Ruffalo, who recovered from a brain tumor in 2002, is fine as a conflicted Catholic priest who is trying to help the homeless by exploiting a wheelchair-bound DJ who discovers healing powers (actor-writer-producer Chris Thornton). Orlando Bloom and Juliette Lewis play skanky rock musicians, and Ruffalo's You Can Count On Me co-star Laura Linney is a smarmy manager. Everyone is exploiting everyone, in other words. But it takes the entire movie for Thornton's prickly lost soul to come into his own, to find himself. That's a long, long slog.
It took Ruffalo over ten years to fund his directorial debut: "Everyone kept telling me: 'Who wants to see a story about an unknown actor in a wheelchair?'" he recalls. Private equity and strong actors willing to work for scale on a 23-day schedule did the trick. The film garnered a surprise special dramatic jury prize at Sundance after getting initial mixed reviews; one supporter was the NYT.

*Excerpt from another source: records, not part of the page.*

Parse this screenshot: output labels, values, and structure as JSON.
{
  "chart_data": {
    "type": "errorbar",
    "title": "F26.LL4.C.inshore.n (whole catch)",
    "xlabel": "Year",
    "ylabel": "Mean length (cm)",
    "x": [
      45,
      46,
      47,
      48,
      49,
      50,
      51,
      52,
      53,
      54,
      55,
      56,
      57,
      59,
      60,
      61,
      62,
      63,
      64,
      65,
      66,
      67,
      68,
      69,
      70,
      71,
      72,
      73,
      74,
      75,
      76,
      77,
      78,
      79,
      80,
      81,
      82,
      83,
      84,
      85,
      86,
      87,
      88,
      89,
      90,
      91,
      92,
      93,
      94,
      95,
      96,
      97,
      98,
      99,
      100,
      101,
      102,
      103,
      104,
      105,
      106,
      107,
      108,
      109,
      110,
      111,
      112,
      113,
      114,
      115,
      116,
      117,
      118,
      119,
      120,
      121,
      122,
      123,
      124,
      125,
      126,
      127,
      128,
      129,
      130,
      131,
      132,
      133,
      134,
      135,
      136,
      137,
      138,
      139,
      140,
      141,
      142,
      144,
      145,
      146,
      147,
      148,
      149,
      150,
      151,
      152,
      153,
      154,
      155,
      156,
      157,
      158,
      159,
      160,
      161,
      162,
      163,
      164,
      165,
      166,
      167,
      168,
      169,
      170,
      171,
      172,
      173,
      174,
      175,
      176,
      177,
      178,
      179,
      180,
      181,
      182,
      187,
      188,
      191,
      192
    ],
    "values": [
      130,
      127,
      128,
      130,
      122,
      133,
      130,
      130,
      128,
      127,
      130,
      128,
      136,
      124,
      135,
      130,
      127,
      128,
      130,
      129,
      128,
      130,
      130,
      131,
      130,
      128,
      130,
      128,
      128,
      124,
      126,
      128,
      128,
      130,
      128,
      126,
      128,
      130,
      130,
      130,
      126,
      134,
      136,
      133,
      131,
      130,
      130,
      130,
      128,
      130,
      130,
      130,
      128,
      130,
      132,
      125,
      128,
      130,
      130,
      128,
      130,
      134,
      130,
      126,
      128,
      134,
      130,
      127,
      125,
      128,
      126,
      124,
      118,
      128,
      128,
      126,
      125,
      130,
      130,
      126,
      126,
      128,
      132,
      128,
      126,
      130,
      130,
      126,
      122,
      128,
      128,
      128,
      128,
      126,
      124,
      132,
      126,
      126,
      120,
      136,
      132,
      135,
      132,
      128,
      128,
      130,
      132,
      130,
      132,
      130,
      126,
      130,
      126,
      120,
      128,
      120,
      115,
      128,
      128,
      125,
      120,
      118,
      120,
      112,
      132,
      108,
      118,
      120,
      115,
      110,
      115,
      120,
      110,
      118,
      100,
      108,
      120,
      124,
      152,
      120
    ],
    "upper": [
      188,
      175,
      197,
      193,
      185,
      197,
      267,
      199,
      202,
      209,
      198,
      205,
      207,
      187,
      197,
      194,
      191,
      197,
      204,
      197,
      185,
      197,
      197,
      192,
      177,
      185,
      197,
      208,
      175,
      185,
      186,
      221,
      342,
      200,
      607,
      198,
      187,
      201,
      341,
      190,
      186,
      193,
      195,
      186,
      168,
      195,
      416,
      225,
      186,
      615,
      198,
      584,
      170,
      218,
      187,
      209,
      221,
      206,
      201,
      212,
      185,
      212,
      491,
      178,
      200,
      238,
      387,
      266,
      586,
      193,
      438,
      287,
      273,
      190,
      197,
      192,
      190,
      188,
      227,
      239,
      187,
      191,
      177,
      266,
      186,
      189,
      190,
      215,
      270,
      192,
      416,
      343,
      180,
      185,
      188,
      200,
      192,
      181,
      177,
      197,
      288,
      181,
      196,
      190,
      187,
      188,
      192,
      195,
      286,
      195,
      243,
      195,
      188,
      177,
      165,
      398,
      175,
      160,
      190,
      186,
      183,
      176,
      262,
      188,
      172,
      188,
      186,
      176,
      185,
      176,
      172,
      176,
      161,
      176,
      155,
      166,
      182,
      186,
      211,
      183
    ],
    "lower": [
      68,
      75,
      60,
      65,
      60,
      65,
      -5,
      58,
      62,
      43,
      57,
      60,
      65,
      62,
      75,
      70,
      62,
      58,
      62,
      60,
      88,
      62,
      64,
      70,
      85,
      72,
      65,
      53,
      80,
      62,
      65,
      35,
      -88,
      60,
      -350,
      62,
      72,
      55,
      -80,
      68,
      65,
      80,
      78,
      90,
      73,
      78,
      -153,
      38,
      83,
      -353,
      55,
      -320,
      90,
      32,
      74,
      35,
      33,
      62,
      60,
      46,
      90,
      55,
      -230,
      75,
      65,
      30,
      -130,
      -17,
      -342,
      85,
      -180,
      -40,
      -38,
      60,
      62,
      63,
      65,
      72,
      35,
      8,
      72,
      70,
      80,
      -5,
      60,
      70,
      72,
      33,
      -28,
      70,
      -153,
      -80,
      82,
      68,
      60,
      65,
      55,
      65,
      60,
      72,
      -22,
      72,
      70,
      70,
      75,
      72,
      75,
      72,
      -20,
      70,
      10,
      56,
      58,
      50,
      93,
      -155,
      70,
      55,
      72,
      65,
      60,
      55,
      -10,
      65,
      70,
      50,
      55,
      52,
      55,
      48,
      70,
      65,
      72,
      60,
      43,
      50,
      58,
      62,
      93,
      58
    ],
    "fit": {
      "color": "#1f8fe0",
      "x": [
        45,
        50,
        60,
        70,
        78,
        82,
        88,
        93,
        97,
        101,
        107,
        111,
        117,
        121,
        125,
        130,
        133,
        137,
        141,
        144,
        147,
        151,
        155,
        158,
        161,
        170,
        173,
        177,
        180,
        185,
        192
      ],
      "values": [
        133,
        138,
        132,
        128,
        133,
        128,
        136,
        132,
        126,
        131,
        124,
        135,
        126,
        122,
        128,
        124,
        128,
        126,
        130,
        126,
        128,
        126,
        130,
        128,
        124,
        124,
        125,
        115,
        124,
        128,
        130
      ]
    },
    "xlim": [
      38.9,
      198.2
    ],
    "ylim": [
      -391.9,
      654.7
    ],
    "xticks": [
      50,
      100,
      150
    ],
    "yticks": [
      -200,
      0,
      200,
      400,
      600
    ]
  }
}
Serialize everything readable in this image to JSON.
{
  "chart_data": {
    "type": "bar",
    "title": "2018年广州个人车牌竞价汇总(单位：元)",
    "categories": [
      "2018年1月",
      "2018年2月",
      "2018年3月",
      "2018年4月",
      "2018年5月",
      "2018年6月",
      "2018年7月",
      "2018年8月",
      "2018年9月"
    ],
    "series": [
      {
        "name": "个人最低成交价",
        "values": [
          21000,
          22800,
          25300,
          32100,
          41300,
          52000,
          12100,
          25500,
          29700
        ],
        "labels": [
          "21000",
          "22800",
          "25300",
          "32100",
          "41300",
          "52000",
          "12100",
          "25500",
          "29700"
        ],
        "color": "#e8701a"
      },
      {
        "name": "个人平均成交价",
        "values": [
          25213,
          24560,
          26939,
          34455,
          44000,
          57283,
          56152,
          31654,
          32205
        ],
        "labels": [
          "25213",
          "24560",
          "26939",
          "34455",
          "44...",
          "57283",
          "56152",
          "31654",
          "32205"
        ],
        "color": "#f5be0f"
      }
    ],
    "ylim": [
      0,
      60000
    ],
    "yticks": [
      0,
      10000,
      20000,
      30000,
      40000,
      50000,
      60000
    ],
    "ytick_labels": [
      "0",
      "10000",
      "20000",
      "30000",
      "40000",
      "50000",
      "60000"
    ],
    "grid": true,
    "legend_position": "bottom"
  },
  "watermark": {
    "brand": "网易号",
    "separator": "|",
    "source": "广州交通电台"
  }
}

Born in Kenosha, Wisconsin, Ruffalo, 43, lives and tries to follow a sustainable lifestyle with his wife and three kids in Callicoon, upstate New York, where he enthusiastically supports the only arthouse theatre in Sullivan County. His career is thriving, with a strong performance in Martin Scorsese's Shutter Island, an Oscar nomination for The Kids Are All Right, a Details cover story, and his upcoming role as the Hulk in The Avengers. He looked entirely out of place onstage at last July's Comic-Con, where he joined the long line of cast members onstage. Some of the audience was expecting Edward Norton, and voiced their disappointment when Ruffalo turned up, looking like a deer in headlights.
He didn't know that he had landed the part until a car pulled up in front of his door at 4 AM to drive him to the airport to fly to San Diego. If no car came, he would have woken up knowing he didn't get the role. "I was there for two hours and flew to LA back to NY. Talk about a carbon footprint," he admitted in a phone interview. "I'm not used to that sort of thing. I run a small operation. I'm not used to getting a part and having it subjected to that scrutiny and debate. I like to come in the back door and surprise people. There's so much onus on it. I trust Joss [Whedon]. We talked a lot and to Robert [Downey. Jr.] I trust that we are going to make it good. Robert sets the tone."
Ruffalo has been trying to get several projects off the ground, including Larry Kramer's adaptation of his 1985 AIDS play The Normal Heart, which has been mired in development. "I'm looking out for good material," Ruffalo says. "Top shelf, not middle shelf. To take someone else and correct it is too much work."